Çocuk, bir gün daha ayni rutini izledi: Sabah anne babasıyla beş dakikalık ama leziz bir kahvaltı, okul ve ev… Fakat bu gün hiç olmadığı kadar heyecanlıydı, farklı bir seyler yapacaklardı, söz vermişlerdi ona, ailecek lunaparka gideceklerdi. Hızlı trende 360 derece dönecek, korku tünelinde birbirlerine sokulacak, su kaydırağında sırılsıklam olacaklardı. Hayal gibi geliyordu bunların hepsi ona, sanki hiç gerçekleşemeyecekmiş gibi… Erken gelmeleri gerekiyordu bugün, öyle planlamışlardı. O kadar heyecanlıydı ki o gün telefona bile bakmamıştı, geldiğinden beri saati kolluyordu.” Saat beş, her an gelebilirler. Saat altı, biraz geciktiler ama sorun değil, işleri uzamıştır. Saat yedi, acil bir toplantıları çıkmış olabilir, en iyisi arayayım. Annem açmadı, demek ki toplantıda, bir de babamı arasam? O da açmıyor, biraz endişelenmedim değil ama toplantıdadır işte ikisi de, başka ne olabilir ki? Saat sekiz. Hala gelmediler. Hala ulaşamıyorum da… Ne oldu ki acaba? Başlarına bir şey gelmiş olabilir mi?”

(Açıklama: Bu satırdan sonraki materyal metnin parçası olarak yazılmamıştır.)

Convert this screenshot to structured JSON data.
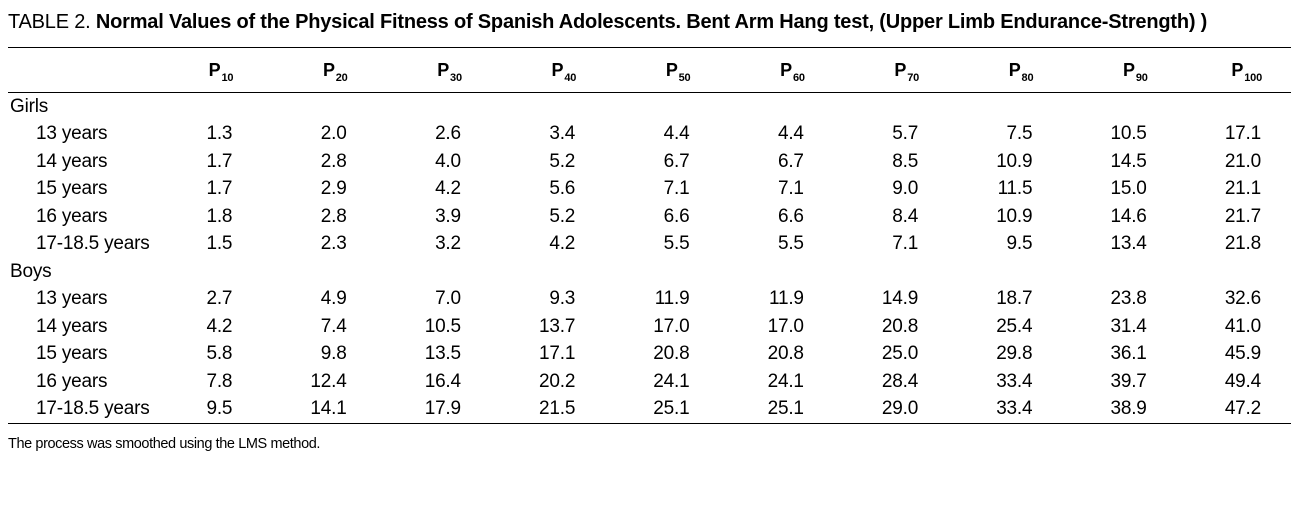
{
  "caption": {
    "label": "TABLE 2.",
    "title": "Normal Values of the Physical Fitness of Spanish Adolescents. Bent Arm Hang test, (Upper Limb Endurance-Strength) )"
  },
  "table": {
    "columns": [
      {
        "base": "P",
        "sub": "10"
      },
      {
        "base": "P",
        "sub": "20"
      },
      {
        "base": "P",
        "sub": "30"
      },
      {
        "base": "P",
        "sub": "40"
      },
      {
        "base": "P",
        "sub": "50"
      },
      {
        "base": "P",
        "sub": "60"
      },
      {
        "base": "P",
        "sub": "70"
      },
      {
        "base": "P",
        "sub": "80"
      },
      {
        "base": "P",
        "sub": "90"
      },
      {
        "base": "P",
        "sub": "100"
      }
    ],
    "groups": [
      {
        "name": "Girls",
        "rows": [
          {
            "label": "13 years",
            "values": [
              "1.3",
              "2.0",
              "2.6",
              "3.4",
              "4.4",
              "4.4",
              "5.7",
              "7.5",
              "10.5",
              "17.1"
            ]
          },
          {
            "label": "14 years",
            "values": [
              "1.7",
              "2.8",
              "4.0",
              "5.2",
              "6.7",
              "6.7",
              "8.5",
              "10.9",
              "14.5",
              "21.0"
            ]
          },
          {
            "label": "15 years",
            "values": [
              "1.7",
              "2.9",
              "4.2",
              "5.6",
              "7.1",
              "7.1",
              "9.0",
              "11.5",
              "15.0",
              "21.1"
            ]
          },
          {
            "label": "16 years",
            "values": [
              "1.8",
              "2.8",
              "3.9",
              "5.2",
              "6.6",
              "6.6",
              "8.4",
              "10.9",
              "14.6",
              "21.7"
            ]
          },
          {
            "label": "17-18.5 years",
            "values": [
              "1.5",
              "2.3",
              "3.2",
              "4.2",
              "5.5",
              "5.5",
              "7.1",
              "9.5",
              "13.4",
              "21.8"
            ]
          }
        ]
      },
      {
        "name": "Boys",
        "rows": [
          {
            "label": "13 years",
            "values": [
              "2.7",
              "4.9",
              "7.0",
              "9.3",
              "11.9",
              "11.9",
              "14.9",
              "18.7",
              "23.8",
              "32.6"
            ]
          },
          {
            "label": "14 years",
            "values": [
              "4.2",
              "7.4",
              "10.5",
              "13.7",
              "17.0",
              "17.0",
              "20.8",
              "25.4",
              "31.4",
              "41.0"
            ]
          },
          {
            "label": "15 years",
            "values": [
              "5.8",
              "9.8",
              "13.5",
              "17.1",
              "20.8",
              "20.8",
              "25.0",
              "29.8",
              "36.1",
              "45.9"
            ]
          },
          {
            "label": "16 years",
            "values": [
              "7.8",
              "12.4",
              "16.4",
              "20.2",
              "24.1",
              "24.1",
              "28.4",
              "33.4",
              "39.7",
              "49.4"
            ]
          },
          {
            "label": "17-18.5 years",
            "values": [
              "9.5",
              "14.1",
              "17.9",
              "21.5",
              "25.1",
              "25.1",
              "29.0",
              "33.4",
              "38.9",
              "47.2"
            ]
          }
        ]
      }
    ],
    "footnote": "The process was smoothed using the LMS method."
  }
}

Saat dokuz. Bomboş, devasa evdeki gerici sessizliği telefonun çalma sesi böldü. Kafasında binbir türlü senaryo dolanan genç, içlerinden en iyisini umarak telefona doğru ilerledi. Bilinmeyen numara. Normal şartlarda yanıtlamayacağı bir çağrıydı gelen. Ama annesi ve babasıyla ilgili olabilirdi, belki de şarjları bitmişti ve başka bir telefondan arıyorlardı. İkirciklenmişti, telefonu açtı. ” Merhaba, Pamir Bey’le mi konuşuyorum?” Ağızdan zorla çıkmış zar zor secilen tiz bir “evet.” sesi… ” Ebeveynleriniz ağır bir trafik kazası geçirdi.” Sessizlik. “Onlar… onlar…” Daha büyük bir sessizlik. Söylenemeyen bir söz, verilemeyen bir haber, tutulamamış bir söz ve en kötüsü kendi umursamazlığı, kendi ihmaliydi onu bitiren. “Bir şeyin kıymeti, onun yokluğunun çokluğu ile artar. Ne azsa o kıymetlidir, ne uzaksa onu arar insan.” derdi annesi.